Thüringische Landeszeitung (Jena)
Chefs von gestern werden zu Millionären von heute
Ein Großteil der LPG-Umwandlungen nach der Wende war fehlerhaft. Gestiegene Bodenpreise machen die Gewinner reich
„Das ist eine riesige Schweinerei“, sagt Helmut Rudolph zum Verkauf der Adib-Agrarholding in Aschara. Wieder werde ein ehemaliger LPG-Spitzenfunktionär zum Millionär. Verkäufer Klaus Kliem war in der DDR Vorsitzender der LPG Aschara. Nach der Wende führte er das Unternehmen als Geschäftsführer und Hauptgesellschafter weiter.
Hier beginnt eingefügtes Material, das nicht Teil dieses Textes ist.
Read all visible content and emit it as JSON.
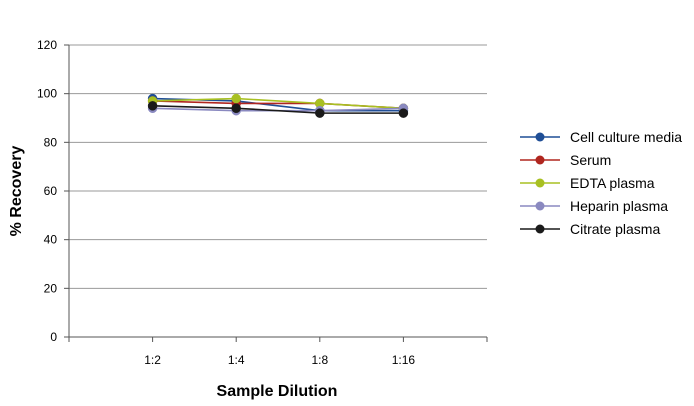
{
  "chart_data": {
    "type": "line",
    "title": "",
    "xlabel": "Sample Dilution",
    "ylabel": "% Recovery",
    "ylim": [
      0,
      120
    ],
    "yticks": [
      0,
      20,
      40,
      60,
      80,
      100,
      120
    ],
    "grid": "horizontal",
    "legend_position": "right",
    "categories": [
      "1:2",
      "1:4",
      "1:8",
      "1:16"
    ],
    "series": [
      {
        "name": "Cell culture media",
        "color": "#1f4e96",
        "values": [
          98,
          97,
          93,
          93
        ]
      },
      {
        "name": "Serum",
        "color": "#b0261f",
        "values": [
          97,
          96,
          96,
          94
        ]
      },
      {
        "name": "EDTA plasma",
        "color": "#a8c022",
        "values": [
          97,
          98,
          96,
          94
        ]
      },
      {
        "name": "Heparin plasma",
        "color": "#8a89c0",
        "values": [
          94,
          93,
          93,
          94
        ]
      },
      {
        "name": "Citrate plasma",
        "color": "#1a1a1a",
        "values": [
          95,
          94,
          92,
          92
        ]
      }
    ]
  }
}
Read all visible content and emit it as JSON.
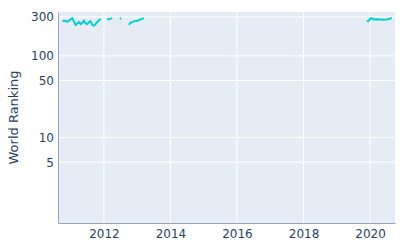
{
  "chart_data": {
    "type": "line",
    "y_label": "World Ranking",
    "x": [
      2010.75,
      2010.8,
      2010.85,
      2010.9,
      2010.95,
      2011.0,
      2011.05,
      2011.15,
      2011.2,
      2011.25,
      2011.3,
      2011.35,
      2011.4,
      2011.45,
      2011.5,
      2011.55,
      2011.6,
      2011.65,
      2011.7,
      2011.75,
      2011.8,
      2011.9,
      null,
      2012.1,
      2012.15,
      2012.25,
      null,
      2012.48,
      2012.52,
      null,
      2012.75,
      2012.8,
      2012.9,
      2013.0,
      2013.1,
      2013.2,
      null,
      2019.9,
      2019.95,
      2020.0,
      2020.05,
      2020.1,
      2020.2,
      2020.3,
      2020.4,
      2020.5,
      2020.6,
      2020.65
    ],
    "values": [
      265,
      270,
      268,
      262,
      270,
      280,
      290,
      240,
      250,
      260,
      245,
      255,
      270,
      250,
      245,
      260,
      265,
      240,
      235,
      245,
      260,
      285,
      null,
      285,
      280,
      290,
      null,
      285,
      290,
      null,
      240,
      255,
      265,
      270,
      280,
      290,
      null,
      270,
      265,
      285,
      290,
      280,
      282,
      280,
      278,
      280,
      285,
      295
    ],
    "color": "#00cfd0",
    "xlim": [
      2010.62,
      2020.75
    ],
    "xticks": [
      2012,
      2014,
      2016,
      2018,
      2020
    ],
    "ylim": [
      0.9,
      345
    ],
    "yticks": [
      5,
      10,
      50,
      100,
      300
    ],
    "log": "y",
    "grid": true
  }
}
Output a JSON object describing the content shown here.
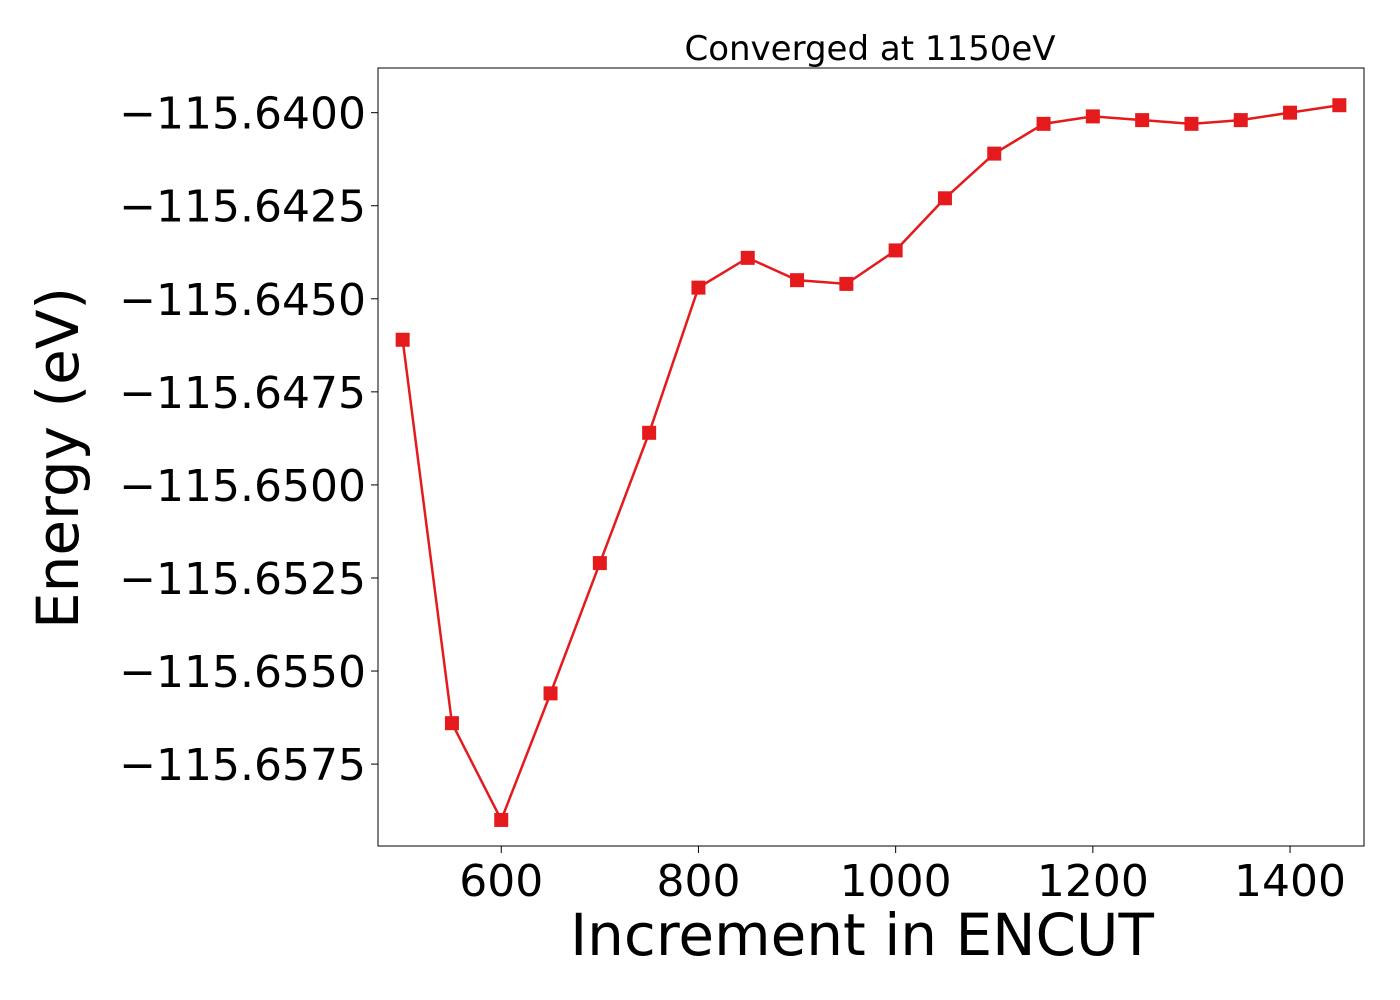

Rudolph und andere kämpfen seit Jahren gegen Unrechtmäßigkeiten bei den LPG-Umwandlungen.
Auch Aschara geriet in den 1990ern in die Schlagzeilen.
Allein in den Bezirken Erfurt und Gera gab es zum Ende der DDR über 500 Landwirtschaftliche Produktionsgenossenschaften (LPG). Ein Landwirtschaftsanpassungsgesetz sollte Mitte 1990 den Übergang in die Marktwirtschaft regeln. Ausscheidende LPG-Mitglieder sollten einst eingebrachten Bodenanteile und Höfe zurück oder aber einen adäquaten Ersatz erhalten.
Die Realität sah anders aus. Die Uni Jena kam zum Ergebnis, dass 95 Prozent der LPG-Umwandlungen fehlerhaft waren, was der Jenaer Studienverantwortliche und Rechtsprofessor Walter Bayer bei einem Forum in Erfurt bekräftigte. Die Mehrheit der Abfindungen sei zu niedrig gewesen. LPG-Nachfolger hätten sich auf Kosten ausscheidender LPG-Mitglieder zu Unrecht bereichert. Die Politik habe die Bauern sträflich alleingelassen.
Frühere LPG-Vorsitzende wurden so zu einflussreichen Großunternehmern. Kliem stieg sogar zum Präsidenten des Thüringer
Bauernverbandes auf. Zwar erklärte der Bundesgerichtshof die Umwandlung der LPG Aschara 1997 für unwirksam (AZ LwZR 1/97). Einem ehemaligen LPG-Mitglied, dass gegen die Abwicklung der Entschädigung geklagt hatte, sprachen die Richter des Oberlandesgericht in Jena fast das Zehnfache der ursprünglichen gewährten Entschädigung zu. Geändert hat sich dadurch an Kliems Position nichts. In einem Beitrag über die „roten Barone des Ostens“bezeichnete der „Spiegel“seinerzeit Kliems Aufstieg zum reichen Mann als „beispielhaft für die Karriere vieler Agrarbonzen der einstigen DDR“.
„Dank gestiegener Bodenpreise können die Gewinner von damals heute viel Geld verdienen“, sagte der Historiker und Autor über das Landleben, Jens Schöne, beim genannten Forum in Erfurt. Helmut Rudolph will weiter gegen das Unrecht der LPG-Umwandlungen und die Bereicherung der Nutznießer vorgehen. Die Politik, die all die Jahre weggesehen habe, müsse sich endlich der Sache annehmen.